Binary logistic regression analysis was used to analyze the relevant parameters of
IVIM, DKI, and stretched exponential model to construct a diagnostic model, and the
results showed that the diagnostic efficiency was 0.9429. This result may be related
to the un-FIRG to have higher Gleason pattern than the FIRG. In our study, the pathology
of the FIRG were Gleason 3 + 3 and 3 + 4, of which Gleason 3 + 4 accounted for 80.39%,
while the pathology of the un-FIRG were Gleason 3 + 3, Gleason 3 + 4, and Gleason
4 + 3, and Gleason 4 + 3 accounted for 74.63%. Previous studies have observed that
compared with Gleason pattern 3 + 4 PCa, Gleason pattern 4 + 3 PCa has significantly
lower standard ADC value, D value, DDC value, and MD value, and have significantly
higher MK value and FA value,[27 ]
[28 ] and the results were confirmed in our study. Tamada et al[28 ] used DWI and DKI to differentiate Gleason 3 + 4 and Gleason 4 + 3 PCa, and the results
showed that the diagnostic efficacy was 0.721. In contrast, the results of our study
showed higher diagnostic efficacy, which may be related to the patients of Gleason
3 + 4 PCa (n = 113) being significantly more than Gleason 4 + 3 PCa (n = 48).

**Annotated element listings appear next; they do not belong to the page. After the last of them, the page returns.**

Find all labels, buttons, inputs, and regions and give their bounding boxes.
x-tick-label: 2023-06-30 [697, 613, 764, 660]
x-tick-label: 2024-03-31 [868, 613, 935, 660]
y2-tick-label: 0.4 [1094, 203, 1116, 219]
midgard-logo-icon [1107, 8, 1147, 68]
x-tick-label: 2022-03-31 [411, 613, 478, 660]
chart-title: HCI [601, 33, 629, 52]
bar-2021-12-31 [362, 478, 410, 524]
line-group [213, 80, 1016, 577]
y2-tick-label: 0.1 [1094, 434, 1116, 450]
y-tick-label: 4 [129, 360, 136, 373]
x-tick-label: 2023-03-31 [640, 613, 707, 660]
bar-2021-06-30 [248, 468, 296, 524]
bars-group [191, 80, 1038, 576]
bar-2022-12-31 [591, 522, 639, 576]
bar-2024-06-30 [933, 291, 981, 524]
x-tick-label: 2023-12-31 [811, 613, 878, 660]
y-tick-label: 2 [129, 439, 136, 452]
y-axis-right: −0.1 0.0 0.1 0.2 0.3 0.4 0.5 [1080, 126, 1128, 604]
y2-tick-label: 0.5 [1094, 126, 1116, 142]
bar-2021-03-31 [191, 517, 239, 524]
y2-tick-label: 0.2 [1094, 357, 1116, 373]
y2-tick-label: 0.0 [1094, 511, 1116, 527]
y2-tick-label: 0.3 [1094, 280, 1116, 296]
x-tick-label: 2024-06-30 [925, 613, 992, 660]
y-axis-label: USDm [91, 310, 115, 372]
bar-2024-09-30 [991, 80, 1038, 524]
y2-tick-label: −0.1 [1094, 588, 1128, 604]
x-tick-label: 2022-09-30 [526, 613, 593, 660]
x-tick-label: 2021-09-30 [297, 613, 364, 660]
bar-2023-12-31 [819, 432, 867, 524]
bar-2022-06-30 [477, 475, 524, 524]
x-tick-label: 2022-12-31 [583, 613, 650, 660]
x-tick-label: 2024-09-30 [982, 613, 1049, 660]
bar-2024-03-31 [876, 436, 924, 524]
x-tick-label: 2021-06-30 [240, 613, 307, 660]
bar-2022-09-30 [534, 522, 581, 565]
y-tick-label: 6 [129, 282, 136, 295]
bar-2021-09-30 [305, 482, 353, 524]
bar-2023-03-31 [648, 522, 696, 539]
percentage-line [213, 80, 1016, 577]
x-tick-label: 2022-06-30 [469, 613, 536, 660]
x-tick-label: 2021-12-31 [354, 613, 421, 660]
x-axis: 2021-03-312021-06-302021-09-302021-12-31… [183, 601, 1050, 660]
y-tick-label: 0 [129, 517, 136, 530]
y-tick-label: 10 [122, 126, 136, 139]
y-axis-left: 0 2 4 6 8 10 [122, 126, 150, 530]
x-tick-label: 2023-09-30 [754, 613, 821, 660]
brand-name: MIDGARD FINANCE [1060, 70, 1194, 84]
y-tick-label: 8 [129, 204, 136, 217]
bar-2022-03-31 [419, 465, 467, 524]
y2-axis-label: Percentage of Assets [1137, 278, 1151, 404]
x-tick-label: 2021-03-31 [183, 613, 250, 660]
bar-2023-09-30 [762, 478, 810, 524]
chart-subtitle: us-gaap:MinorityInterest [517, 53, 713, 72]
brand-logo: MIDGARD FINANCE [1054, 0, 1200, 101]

There are some limitations in our study. First, our study was a single-center study.
Second, in our study, the ROIs were manually drawn at the slice with the maximum slice
of PCa lesions, as well as the nearest levels above and below it. What is more, the
ROIs were manually outlined around the whole PCa lesions. The choice of different
ROIs might also lead to differences in study results due to tumor size and heterogeneity.
Finally, our study only analyzed the mean values of the relevant parameters, while
some research results showed that it may be a feasible method to use histogram analysis.[29 ]
Conclusion
In conclusion, the risk stratification modeling combining IVIM, stretched exponential
model, and DKI exhibited great potential for noninvasive risk stratification of intermediate-risk
group PCa, revealing significant discriminatory power.